The preparation method of the invention discloses a kind of Ultra-low molecular weight pectin rich in RG-I changes method by ultrasound-enhanced oxidation reaction, promotes the Fe generated in reaction system3+It is reduced to Fe2+, strengthen Fe2+It is reacted again with hydrogen peroxide, generates hydroxyl radical free radical, caused pectin sugar chain oxidation scission, and the galacturonic acid in Idiotype attack pectin, form the low molecular weight pectin for being rich in RG-I structural domain.The weight average molecular weight of gained pectin is mostly the Ultra-low molecular weight pectin for being rich in RG-I in 5-10kDa, esterification degree decline, product, and antioxidant activity is significantly higher than protopectin, and comprehensive utilization ratio improves.

Description

A kind of preparation method of the Ultra-low molecular weight pectin rich in RG-I
Technical field
The preparation method of the present invention relates to a kind of Ultra-low molecular weight pectin rich in RG-I, in particular to it is a kind of to utilize ultrasound Assisted oxidation processing green, the quick method for preparing Ultra-low molecular weight pectin belong to polysaccharide degradation field.
Background technique
Mainly by D- galacturonic acid through a kind of acid heteroglycan of α-Isosorbide-5-Nitrae glucosides key connection, side chain contains pectin The neutral sugars such as a large amount of rhamnose, arabinose and galactolipin.Pectin mainly includes equal polygalacturonic acid glycan (HG), sandlwood Three structural domains of galacturonic acid glycan I (RG-I) and phammogalacturonane II (RG-II), are widely present in plant In, it in apple, citrus, guava, floral disc of sunflower and sweet potato dregs, and is considered as a kind of dietary fiber of solubility, tool Having reduces cholesterol, prevention diabetes, prevents fat and maintain the different physiological roles such as intestinal health.But pectin molecule amount is too Greatly, it is not easy to be digested absorption, therefore limits its absorption in small intestine, influence the performance of its physiological activity.And it is modified super Low molecular weight pectin dissolubility is good, is easily absorbed, and RG-I content increases, and can show stronger bioactivity, therefore open The method for sending out depolymerized pectin novel, prepares modified low molecular weight pectin and is of great significance.
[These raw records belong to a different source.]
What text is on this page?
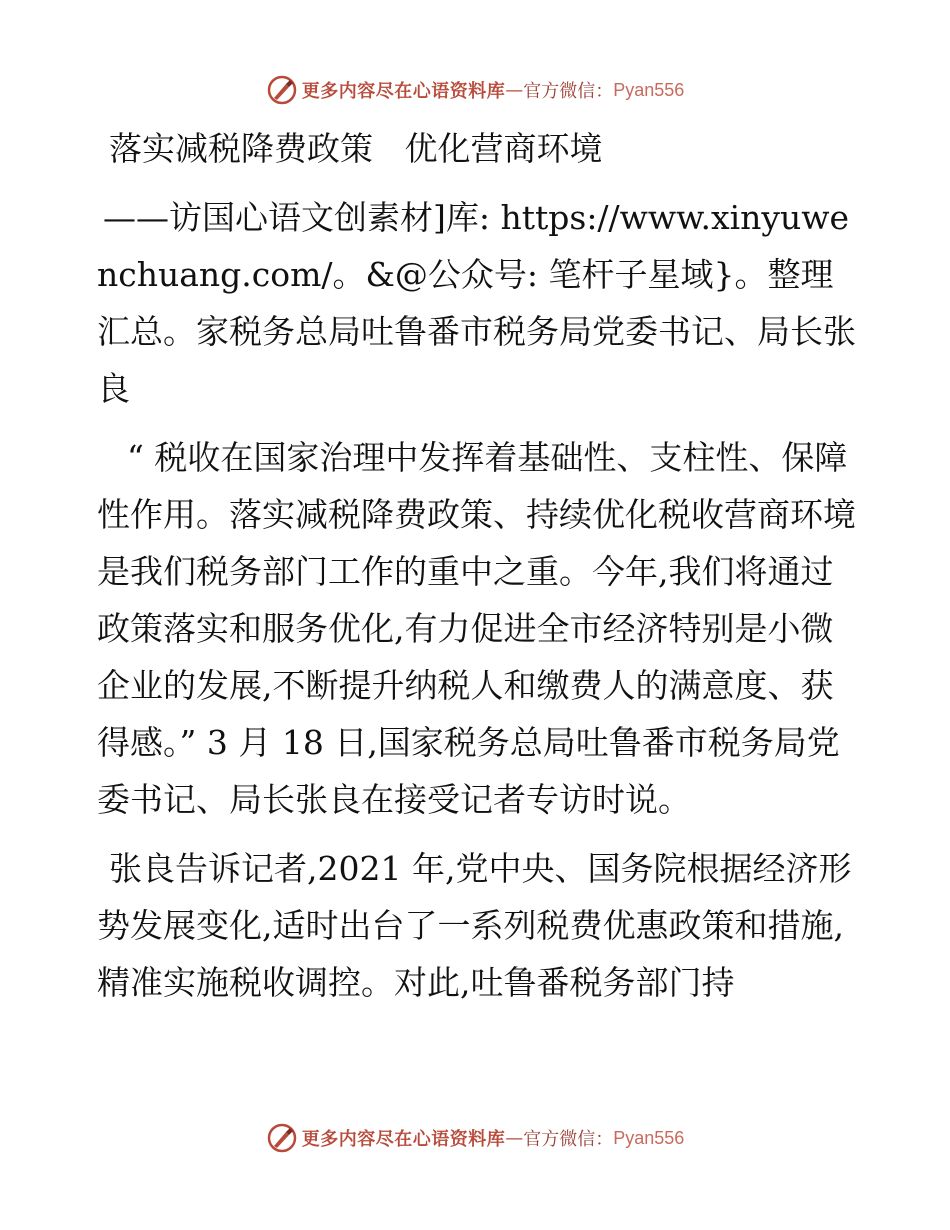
更多内容尽在心语资料库 — 官方微信： Pyan556

落实减税降费政策   优化营商环境

——访国心语文创素材]库: https://www.xinyuwenchuang.com/。&@公众号: 笔杆子星域}。整理汇总。家税务总局吐鲁番市税务局党委书记、局长张良

“ 税收在国家治理中发挥着基础性、支柱性、保障性作用。落实减税降费政策、持续优化税收营商环境是我们税务部门工作的重中之重。今年,我们将通过政策落实和服务优化,有力促进全市经济特别是小微企业的发展,不断提升纳税人和缴费人的满意度、获得感。” 3 月 18 日,国家税务总局吐鲁番市税务局党委书记、局长张良在接受记者专访时说。

张良告诉记者,2021 年,党中央、国务院根据经济形势发展变化,适时出台了一系列税费优惠政策和措施,精准实施税收调控。对此,吐鲁番税务部门持

更多内容尽在心语资料库 — 官方微信： Pyan556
The method of pectin degrading mainly includes biodegrade, mechanical degradation and chemical degradation at present.Enzymic reaction temperature With, specificity height, but severe reaction conditions, higher cost.Physical degradation methods mainly have ultrasonotomography, radiation degradation, microwave drop Solution etc., radiation method degradation efficiency highest, but molecular structure is destroyed greatly, and safety has dispute, it is restricted its application; Microwave degradation, which is also easy to produce high temperature, influences catabolite bioactivity;Ultrasonotomography is small to the destruction of lytic activity structure, but it is degraded Ability is limited, and pectin degrading to 30kDa or so cannot still can only be absorbed by the body.Chemical degradation mainly includes acid drop at present Solution and alkaline degradation, but since strong acid, highly basic etc. is added, easily cause environmental pollution, and reaction rate is slower, and it is general at high temperature into Row reaction, therefore influence to destroy larger, reduction bioactivity on structure.
Summary of the invention
It is an object of the invention to improve at present preparation RG-I type Ultra-low molecular weight pectin technology, provide it is a kind of green, The preparation method of safety, quickly the Ultra-low molecular weight pectin rich in RG-I.
Realize the main feature of production technology of the present invention the following steps are included:
(1) distilled water is taken, appropriate HCl solution adjustment pH is added between 3-5, FeCl is added2·4H2O、FeSO4· 7H2O、Cu(CH3COO)2·H2O or CuSO4·5H2O is configured to the solution A that concentration of metal ions is 0.5-5mmol/L;
(2) pectin is taken to be dissolved in solution A, so that the concentration of pectin is 2-10mg/mL, the concussion of vortex oscillation instrument keeps its complete Fully dissolved;
(3) 5mol/LH is added in the pectin solution that step 2 is prepared2O2Solution makes metal ion and hydrogen peroxide mole Concentration ratio is 1:20, is transferred in 0-50 DEG C of environment and is ultrasonically treated, ultrasound intensity 1.5-20W/mL.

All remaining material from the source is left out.